The heartbreaking news is that her baby was not with her. We don’t know if whatever original accident got Luna’s arm also got her baby, or if Luna was forced to abandon him because of her injury, but it seems Eclipse was rather too aptly named, and his time in the sky was too brief. Rest in peace, little Eclipse, we won’t forget you.

The good news is that we were able to rescue Luna and get her to a specialized orthopedic surgeon from San José, who was able to mend her arm with a titanium plate.



Luna now faces a long recovery. Her healing process will take several months, followed by a second surgery to remove the titanium plate before she is eligible for rehabilitation and release. Sloths are truly amazing animals, and their ability to survive and overcome injuries is as impressive as everything else they do so well: we have high hopes for Luna to make a complete recovery and fully integrate back into her wild lifestyle at the end of it.



Thanks to you, Luna’s journey to recovery is not one she faces alone! Though sloths are solitary animals, with the support of our sloth community behind her, we will make sure that the difficulties she encounters from human urbanization are matched by the resources she needs to overcome them.

We organized a successful fundraiser for Luna’s surgery, and we want to give a huge thanks to everybody who collaborated. On behalf of the sloths who cannot speak for themselves: thank you. Thank you for the donations, for sharing our posts on social media, and for your messages of hope and support.



Finally, once Luna is completely healed and ready to get back to the trees, we will be releasing her from the Urban Sloth Project. She has served her species and the USP very well, and the huge amount of data, information, and knowledge that she has contributed to the project will be crucial in protecting sloths in years to come.

Update: https://slothconservation.org/luna-illuminating-legacy/

Dogs on the ground and Drones in the sky

In case you’ve (somehow) missed hearing about it, we’re still training our sloth dog Keysha to start the first sloth population census! We’ve got Keysha on the ground, and to support his project from the air, we’ll also be using drones with thermal cameras. Because the future is here, and it’s full of nerdy sloth-tracking tech!

thermal drone

We have wanted to do this for so long, but it wasn’t until recently that technology finally caught up with our sci-fi fueled vision of how awesome wildlife monitoring could be. In this blog, we talk about the first experience using this technology by our colleagues in Brazil.

106 years old and increasingly tolerant of dogs…

The first such dog to have gained its sloth scat detection certificate is Keysha and she has already sniffed out dozens of piles of sloth poo.
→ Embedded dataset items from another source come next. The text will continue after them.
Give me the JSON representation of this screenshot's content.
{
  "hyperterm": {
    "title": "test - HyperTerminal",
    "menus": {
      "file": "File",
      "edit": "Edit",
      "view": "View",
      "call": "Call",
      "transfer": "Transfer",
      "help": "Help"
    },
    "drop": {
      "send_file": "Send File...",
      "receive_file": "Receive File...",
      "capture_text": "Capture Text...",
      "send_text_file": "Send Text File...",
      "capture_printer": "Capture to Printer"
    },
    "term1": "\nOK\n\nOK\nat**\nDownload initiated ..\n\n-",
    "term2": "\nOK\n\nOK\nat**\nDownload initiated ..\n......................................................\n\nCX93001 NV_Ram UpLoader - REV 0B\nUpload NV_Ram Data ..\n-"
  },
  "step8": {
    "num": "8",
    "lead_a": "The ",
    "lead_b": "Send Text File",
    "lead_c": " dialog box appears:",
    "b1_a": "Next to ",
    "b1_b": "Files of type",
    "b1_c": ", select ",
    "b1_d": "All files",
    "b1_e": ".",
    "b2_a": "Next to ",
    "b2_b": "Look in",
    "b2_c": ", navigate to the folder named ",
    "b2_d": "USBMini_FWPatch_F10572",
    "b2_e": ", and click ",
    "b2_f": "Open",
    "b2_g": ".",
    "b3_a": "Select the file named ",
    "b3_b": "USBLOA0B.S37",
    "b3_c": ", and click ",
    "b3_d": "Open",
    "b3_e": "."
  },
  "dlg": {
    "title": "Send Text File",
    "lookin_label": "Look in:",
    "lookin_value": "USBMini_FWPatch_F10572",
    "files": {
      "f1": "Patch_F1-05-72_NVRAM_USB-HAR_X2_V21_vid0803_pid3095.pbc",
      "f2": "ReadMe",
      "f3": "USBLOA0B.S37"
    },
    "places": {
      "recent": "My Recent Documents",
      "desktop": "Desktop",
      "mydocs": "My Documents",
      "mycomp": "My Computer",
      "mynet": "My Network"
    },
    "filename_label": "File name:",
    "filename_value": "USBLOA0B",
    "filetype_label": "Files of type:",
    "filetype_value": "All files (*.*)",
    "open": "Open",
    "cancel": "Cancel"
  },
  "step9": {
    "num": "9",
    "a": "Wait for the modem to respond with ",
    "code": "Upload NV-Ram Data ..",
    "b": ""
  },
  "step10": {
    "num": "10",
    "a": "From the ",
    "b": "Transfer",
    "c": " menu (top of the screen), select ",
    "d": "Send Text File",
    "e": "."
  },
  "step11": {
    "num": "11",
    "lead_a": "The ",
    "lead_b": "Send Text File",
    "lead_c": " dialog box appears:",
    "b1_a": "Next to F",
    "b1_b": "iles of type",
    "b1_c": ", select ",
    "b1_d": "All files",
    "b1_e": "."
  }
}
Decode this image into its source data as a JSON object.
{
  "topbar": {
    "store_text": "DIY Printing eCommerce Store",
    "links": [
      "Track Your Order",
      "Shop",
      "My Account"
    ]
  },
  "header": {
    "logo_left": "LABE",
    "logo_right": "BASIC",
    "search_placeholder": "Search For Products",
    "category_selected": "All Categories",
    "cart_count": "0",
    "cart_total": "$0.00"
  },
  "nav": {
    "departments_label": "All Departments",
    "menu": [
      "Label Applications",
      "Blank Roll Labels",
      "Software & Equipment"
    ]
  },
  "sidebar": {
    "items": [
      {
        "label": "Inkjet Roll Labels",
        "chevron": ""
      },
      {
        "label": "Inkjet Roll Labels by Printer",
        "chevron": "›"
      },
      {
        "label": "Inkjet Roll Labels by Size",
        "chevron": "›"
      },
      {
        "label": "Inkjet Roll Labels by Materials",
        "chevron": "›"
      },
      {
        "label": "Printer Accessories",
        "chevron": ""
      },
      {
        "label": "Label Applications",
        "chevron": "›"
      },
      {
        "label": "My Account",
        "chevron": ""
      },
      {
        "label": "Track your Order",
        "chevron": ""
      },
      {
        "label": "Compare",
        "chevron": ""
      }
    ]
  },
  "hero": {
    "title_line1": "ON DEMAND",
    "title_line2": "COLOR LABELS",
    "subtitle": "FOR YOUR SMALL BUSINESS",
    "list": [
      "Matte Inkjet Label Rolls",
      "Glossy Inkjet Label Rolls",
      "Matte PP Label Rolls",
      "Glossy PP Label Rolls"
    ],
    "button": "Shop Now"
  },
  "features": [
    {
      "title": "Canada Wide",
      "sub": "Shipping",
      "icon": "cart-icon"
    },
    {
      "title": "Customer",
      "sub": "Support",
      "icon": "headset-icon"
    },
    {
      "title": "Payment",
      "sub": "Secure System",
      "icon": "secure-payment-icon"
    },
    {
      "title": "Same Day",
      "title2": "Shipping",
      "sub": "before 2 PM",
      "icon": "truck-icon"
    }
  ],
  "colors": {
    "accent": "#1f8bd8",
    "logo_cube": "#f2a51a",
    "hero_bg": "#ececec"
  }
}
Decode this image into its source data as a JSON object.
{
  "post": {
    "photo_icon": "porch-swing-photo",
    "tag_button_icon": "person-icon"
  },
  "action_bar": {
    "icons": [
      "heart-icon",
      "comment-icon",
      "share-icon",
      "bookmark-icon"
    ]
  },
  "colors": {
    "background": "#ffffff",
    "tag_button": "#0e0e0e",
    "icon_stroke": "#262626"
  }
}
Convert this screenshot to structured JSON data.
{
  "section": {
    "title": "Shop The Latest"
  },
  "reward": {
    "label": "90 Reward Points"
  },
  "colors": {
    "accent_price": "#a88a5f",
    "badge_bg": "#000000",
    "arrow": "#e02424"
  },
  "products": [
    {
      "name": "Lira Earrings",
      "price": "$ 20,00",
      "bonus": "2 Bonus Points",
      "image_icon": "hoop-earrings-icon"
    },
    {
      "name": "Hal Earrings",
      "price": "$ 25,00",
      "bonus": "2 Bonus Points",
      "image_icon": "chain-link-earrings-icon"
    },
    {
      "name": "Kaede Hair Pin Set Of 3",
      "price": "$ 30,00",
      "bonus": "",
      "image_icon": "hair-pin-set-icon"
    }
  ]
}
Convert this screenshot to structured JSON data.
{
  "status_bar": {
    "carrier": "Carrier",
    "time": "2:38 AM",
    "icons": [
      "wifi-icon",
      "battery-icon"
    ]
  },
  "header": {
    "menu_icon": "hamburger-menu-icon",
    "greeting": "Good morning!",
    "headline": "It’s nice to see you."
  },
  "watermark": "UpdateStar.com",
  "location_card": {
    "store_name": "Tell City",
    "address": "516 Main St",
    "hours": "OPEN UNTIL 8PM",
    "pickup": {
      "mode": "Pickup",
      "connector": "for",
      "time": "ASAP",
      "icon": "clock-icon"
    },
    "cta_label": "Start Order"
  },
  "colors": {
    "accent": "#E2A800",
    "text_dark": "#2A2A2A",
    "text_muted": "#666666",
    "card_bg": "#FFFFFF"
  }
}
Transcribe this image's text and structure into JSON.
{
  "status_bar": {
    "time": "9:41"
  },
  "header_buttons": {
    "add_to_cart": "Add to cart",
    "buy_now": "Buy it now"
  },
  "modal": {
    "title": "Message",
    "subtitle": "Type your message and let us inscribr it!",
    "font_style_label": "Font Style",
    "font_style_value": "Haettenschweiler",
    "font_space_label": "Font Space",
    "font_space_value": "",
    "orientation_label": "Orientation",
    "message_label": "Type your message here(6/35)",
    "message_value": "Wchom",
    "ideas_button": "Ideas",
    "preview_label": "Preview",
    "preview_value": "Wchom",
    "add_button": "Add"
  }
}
I made a call to Keysha to congratulate her but was surprised to find her less than happy.
“I always wanted to be a sniffer dog,” she explained, “but I was hoping to sniff out terrorists or drug dealers, not sloth poo.”



Keep reading the latest entry written by William Harston about The Great Sloth Census and our sloth poo-sniffing dogs!

We hope you have a great upcoming April! We’ll be spending the month checking on Luna, continuing to develop our projects, preparing for Earth Day, and of course keeping you updated on the never dull adventures of the rainforest. See you in the next Tales from the Jungle!